Türk mutfağında yemeklerin lezzeti kadar hikâyeleri de dikkat çekiyor. Perde pilavından menemenine kadar her yemek isminin bir hikâyesi bulunuyor. Hem sosyolojik açıdan hem de kültürel anlamda bize zenginlik katan yemekler, içinde kullanılan malzemelerle geçmiş zaman hakkında bizlere bilgi veriyor.
Akşam Gazetesi'nde Merve Yılmaz Oruç'un yaptığı habere göre yemeklerin hikâyeleri Türk mutfağının geçmişini yansıtıyor. İşte sofralarımıza gelen yemeklerin isimlerinin nereden geldiği ve birbirinden farklı hikâyeleri...
PERDE PİLAVI
Bir düğün yemeği olan perde pilavı, fes seklindeki bakır tencerelerde pişirilir ve Siirt’in en meşhur misafir yemeğidir. Yemeği oluşturan her malzeme evlilikle ilgili bir anlam içerir. Kayınvalide yeni geline el yapımı yufka ile kaplanmış pilavı verirken “Kızım bu ev artık senin de evin. Bu evin sorunlarını, sırlarını kendi sırrın, kendi sorununmuş gibi saklamalı ve kendi annen, baban dahi olsa kimseye belli etmemelisin.” demek istemektedir. Böylelikle valide, pilavın yufkasını gelinin manevi bağlılığıyla bağdaştırır. Pilavda kullanılan pirinç taneleri bolluk ve bereketin simgesidir. Pilavın iç malzemesinde kullanılan bademler erkek torun, dolmalık fıstıklar ise kız torun hasretini temsil eder. Kuş üzümleri sağlığı, acı ve tatlı baharatlar ise hayatın acı ve tatlı günlerini sembolize eder.
HÖŞMERİM
Rivayete göre, savaşın başlaması üzerine erini cepheye yolcu eden gelin dönmesini bekler. Fakat savaş bitip aradan uzun zaman geçmesine rağmen eri geri dönmez. Gelin, erinin şehit düştüğünü düşünür ama eri savaşta yaralandığı için köyüne geri dönememiştir. Bütün ümitleri kesilen gelin her gün yaptığı gibi ellerinde kalan tek ineğin sütüyle peynir mayalar. Peyniri mayalarken aniden kapı çalınır ve kapıyı açan gelinin karşısında yıllardır görmediği eri duruyordur. Gelin hayat arkadaşını birden karşısında görünce sevinir. Telaşla ona bir sofra hazırlamaya karar verir. Ne yapsam diye düşünürken taze peynirin içine yumurta, şeker ve irmik katarak ateşte pişirmeye başlar. Yaptığını erine sunar ve biraz yemesini bekledikten sonra merakla “Hoş mu erim?
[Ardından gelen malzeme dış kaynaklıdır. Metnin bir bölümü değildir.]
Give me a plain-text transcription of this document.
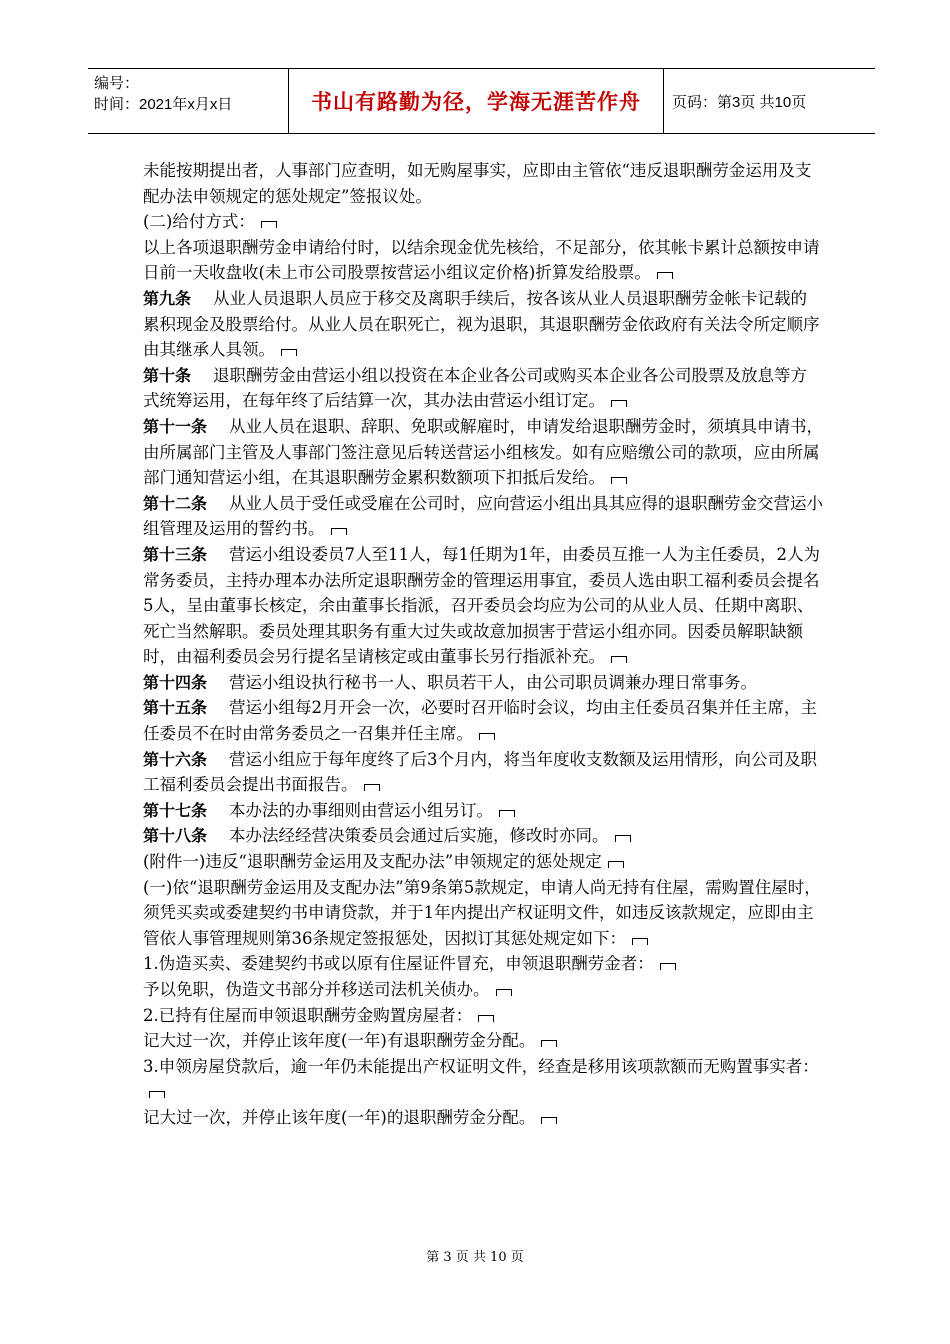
编号：
时间：2021年x月x日	书山有路勤为径，学海无涯苦作舟	页码：第3页 共10页

未能按期提出者，人事部门应查明，如无购屋事实，应即由主管依“违反退职酬劳金运用及支配办法申领规定的惩处规定”签报议处。

(二)给付方式：

以上各项退职酬劳金申请给付时，以结余现金优先核给，不足部分，依其帐卡累计总额按申请日前一天收盘收(未上市公司股票按营运小组议定价格)折算发给股票。

第九条 从业人员退职人员应于移交及离职手续后，按各该从业人员退职酬劳金帐卡记载的累积现金及股票给付。从业人员在职死亡，视为退职，其退职酬劳金依政府有关法令所定顺序由其继承人具领。

第十条 退职酬劳金由营运小组以投资在本企业各公司或购买本企业各公司股票及放息等方式统筹运用，在每年终了后结算一次，其办法由营运小组订定。

第十一条 从业人员在退职、辞职、免职或解雇时，申请发给退职酬劳金时，须填具申请书，由所属部门主管及人事部门签注意见后转送营运小组核发。如有应赔缴公司的款项，应由所属部门通知营运小组，在其退职酬劳金累积数额项下扣抵后发给。

第十二条 从业人员于受任或受雇在公司时，应向营运小组出具其应得的退职酬劳金交营运小组管理及运用的誓约书。

第十三条 营运小组设委员7人至11人，每1任期为1年，由委员互推一人为主任委员，2人为常务委员，主持办理本办法所定退职酬劳金的管理运用事宜，委员人选由职工福利委员会提名5人，呈由董事长核定，余由董事长指派，召开委员会均应为公司的从业人员、任期中离职、死亡当然解职。委员处理其职务有重大过失或故意加损害于营运小组亦同。因委员解职缺额时，由福利委员会另行提名呈请核定或由董事长另行指派补充。

第十四条 营运小组设执行秘书一人、职员若干人，由公司职员调兼办理日常事务。

第十五条 营运小组每2月开会一次，必要时召开临时会议，均由主任委员召集并任主席，主任委员不在时由常务委员之一召集并任主席。

第十六条 营运小组应于每年度终了后3个月内，将当年度收支数额及运用情形，向公司及职工福利委员会提出书面报告。

第十七条 本办法的办事细则由营运小组另订。

第十八条 本办法经经营决策委员会通过后实施，修改时亦同。

(附件一)违反“退职酬劳金运用及支配办法”申领规定的惩处规定

(一)依“退职酬劳金运用及支配办法”第9条第5款规定，申请人尚无持有住屋，需购置住屋时，须凭买卖或委建契约书申请贷款，并于1年内提出产权证明文件，如违反该款规定，应即由主管依人事管理规则第36条规定签报惩处，因拟订其惩处规定如下：

1.伪造买卖、委建契约书或以原有住屋证件冒充，申领退职酬劳金者：

予以免职，伪造文书部分并移送司法机关侦办。

2.已持有住屋而申领退职酬劳金购置房屋者：

记大过一次，并停止该年度(一年)有退职酬劳金分配。

3.申领房屋贷款后，逾一年仍未能提出产权证明文件，经查是移用该项款额而无购置事实者：

记大过一次，并停止该年度(一年)的退职酬劳金分配。

第 3 页 共 10 页
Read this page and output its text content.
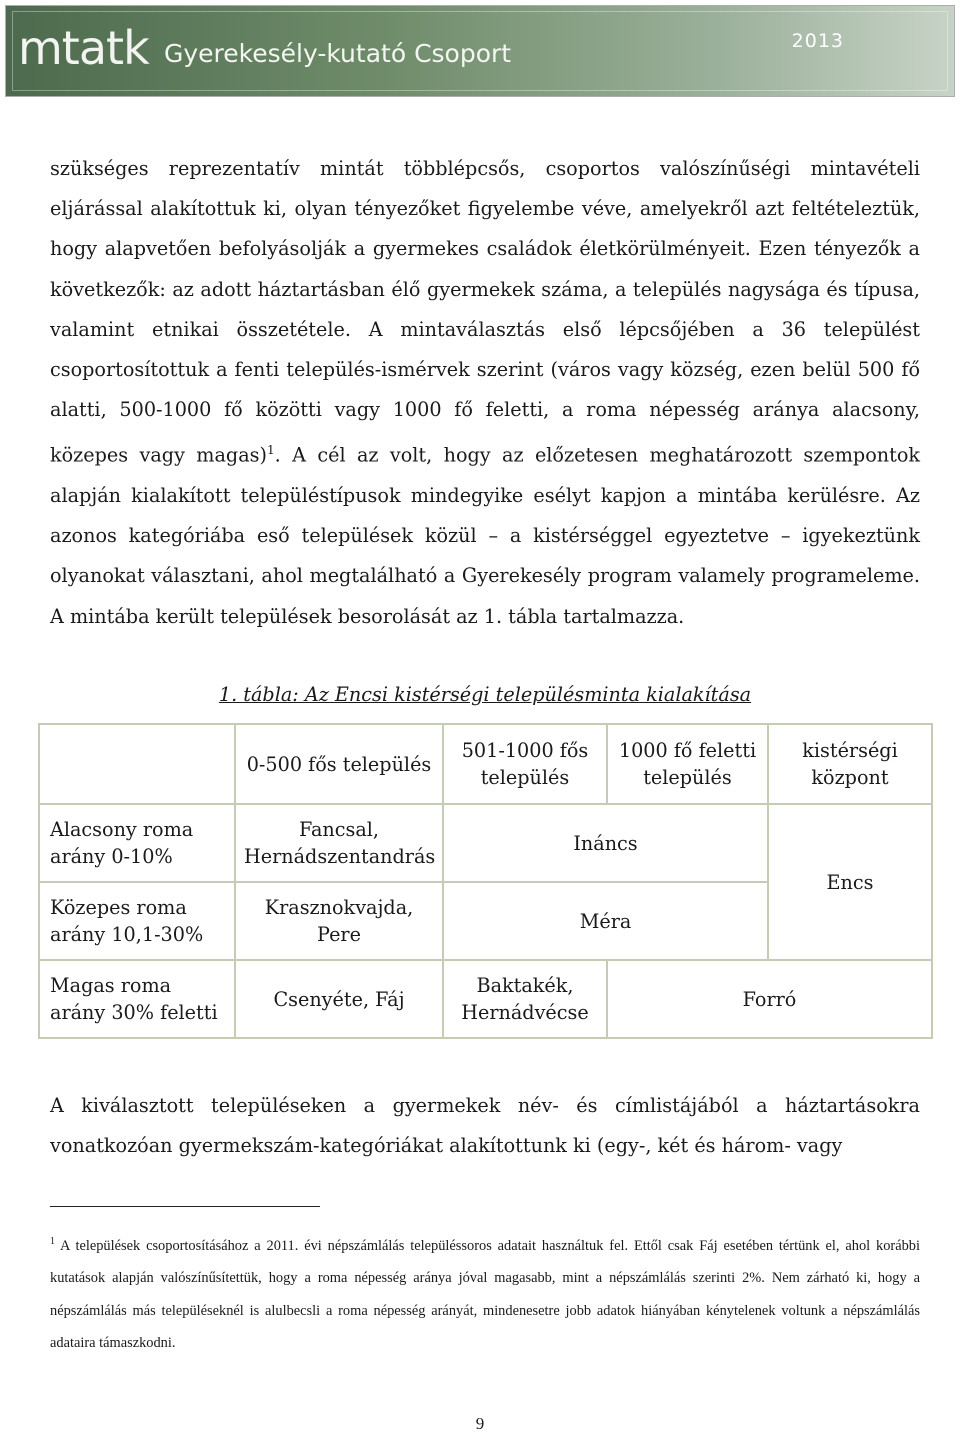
mtatk Gyerekesély-kutató Csoport	2013

szükséges reprezentatív mintát többlépcsős, csoportos valószínűségi mintavételi eljárással alakítottuk ki, olyan tényezőket figyelembe véve, amelyekről azt feltételeztük, hogy alapvetően befolyásolják a gyermekes családok életkörülményeit. Ezen tényezők a következők: az adott háztartásban élő gyermekek száma, a település nagysága és típusa, valamint etnikai összetétele. A mintaválasztás első lépcsőjében a 36 települést csoportosítottuk a fenti település-ismérvek szerint (város vagy község, ezen belül 500 fő alatti, 500-1000 fő közötti vagy 1000 fő feletti, a roma népesség aránya alacsony, közepes vagy magas)$^1$. A cél az volt, hogy az előzetesen meghatározott szempontok alapján kialakított településtípusok mindegyike esélyt kapjon a mintába kerülésre. Az azonos kategóriába eső települések közül – a kistérséggel egyeztetve – igyekeztünk olyanokat választani, ahol megtalálható a Gyerekesély program valamely programeleme. A mintába került települések besorolását az 1. tábla tartalmazza.

1. tábla: Az Encsi kistérségi településminta kialakítása
	0-500 fős település	501-1000 fős település	1000 fő feletti település	kistérségi központ
Alacsony roma arány 0-10%	Fancsal, Hernádszentandrás	Ináncs		Encs
Közepes roma arány 10,1-30%	Krasznokvajda, Pere	Méra		
Magas roma arány 30% feletti	Csenyéte, Fáj	Baktakék, Hernádvécse	Forró	
A kiválasztott településeken a gyermekek név- és címlistájából a háztartásokra vonatkozóan gyermekszám-kategóriákat alakítottunk ki (egy-, két és három- vagy
$^1$ A települések csoportosításához a 2011. évi népszámlálás településsoros adatait használtuk fel. Ettől csak Fáj esetében tértünk el, ahol korábbi kutatások alapján valószínűsítettük, hogy a roma népesség aránya jóval magasabb, mint a népszámlálás szerinti 2%. Nem zárható ki, hogy a népszámlálás más településeknél is alulbecsli a roma népesség arányát, mindenesetre jobb adatok hiányában kénytelenek voltunk a népszámlálás adataira támaszkodni.
9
Hoş mu erim?” diye sorar. Yemeği beğenen eri memnuniyetle eşini takdir eder. Böylece bu meşhur tatlı zamanla “Höşmerim” adını alır.
MENEMEN
Çiğ köfte, Adıyaman’ın mı Şanlıurfa’nın mı? Etli Ekmek Konya’nın mı Kastamonu’nun mu? Baklava Türklerin mi Yunanların mı? Yaptığı araştırmalarla bu türden kafa karışıklıklarına da çözüm getirmeyi amaçlayan Buldu, “Aldığım geri dönüşlerden anlıyorum ki hikâyeleri merak eden sadece ben değilmişim” diyor. Buldu’ya gün içerisinde birçok yemek ismi atıp hikâyesini soranlar da oluyor. Yaklaşık 100 yemeğin sırada beklediğini belirten Buldu en çok baklava, aşure, pizza, şekerparenin merak edildiğini dile getiriyor. Bu zamana kadar yaptığı araştırmalarda tarihi kendisini en çok etkileyen yemeğin Menemen olduğunu dile getiren Buldu, Menemen’in, İzmir’in Menemen ilçesine mübadele ile göç eden Girit Türkleri ile Menemen halkının arasında oluşan etkileşimden ortaya çıktığını anlatıyor.